Your exotic classicism is celebrated. Tell us about it.
I would hope it’s slightly difficult to define, to be honest. I don’t want to feel restrained by having to work in one genre. I think it’s about not being fixed in one place, and yet still having a style. Generally, it’s about a mix of things that stand out, have some strength, and have a voice. They don’t necessarily fit into one time period or genre, but it works.
You were president of the BIID, and are currently a director. What does the BIID represent for you?
It is the leading professional institution, and the one and only body that covers interior design in depth.

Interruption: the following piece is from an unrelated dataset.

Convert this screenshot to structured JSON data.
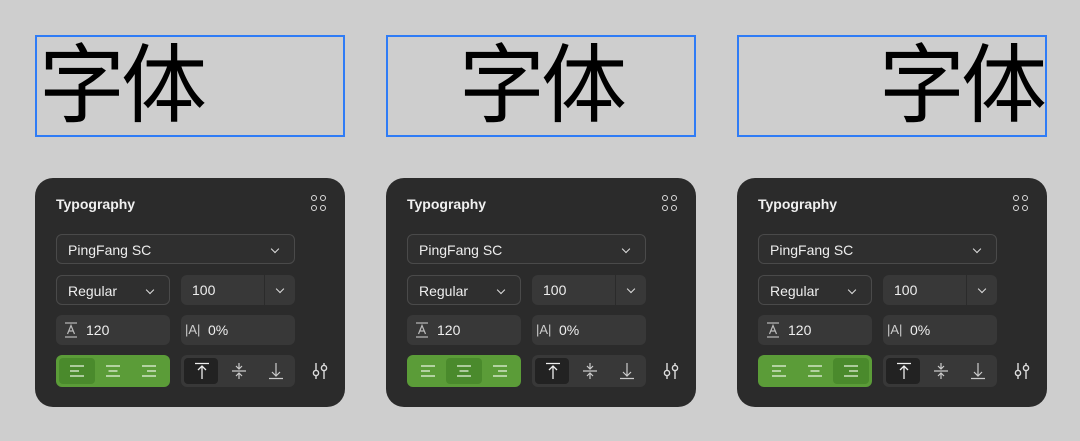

The Water Tower in Kennington, London, was a huge project, and the Grand Designs programme in which it featured nominated for a BAFTA. How did you come up with the interior design concept for this 100ft tall Grade II listed Victorian tower?
It was a wonderful conundrum. It was never a residential property, and one of the least likely that one might imagine, with a small footprint in a very tall building. It had retained a lot of its industrial content in terms of the architecture, and I wanted to respect that.
What were the main challenges of this unique home – and how did you approach them?
I worked with the owners, and the things they felt they wanted, and made a story that respected the surroundings, letting the building lead.
How did the scheme of tones of blue come about?
It seemed that with its being a water tower, I should applaud that idea. Colour led me and blue appeared an obvious way to go. I didn’t want every floor to look the same, and started with deep blue at lower levels, getting lighter and lighter at each level until eventually becoming white as you get to the tank room right at the top. There are also accents of hot fire red now and then.
As well as your interior design practice, you work on product and branding projects. Can you tell us about what’s coming up for Timney Fowler and your recent work with the Sir John Soane’s Museum?
Timney Fowler is launching a new collection at Focus in September, and at the showroom in Chelsea Harbour with new fabric, wallpaper and lifestyle accessories, and we welcome everyone to the showroom on the third floor at Chelsea Harbour.
The Sir John Soane’s is my favourite museum. One of my more recent projects for them is around the Hogarth exhibition*, for which I designed product and branding based around A Rake’s Progress and other images.
*Hogarth: Place and Progress takes place at the Sir John Soane’s Museum from 9 October 2019 to 5 January 2020.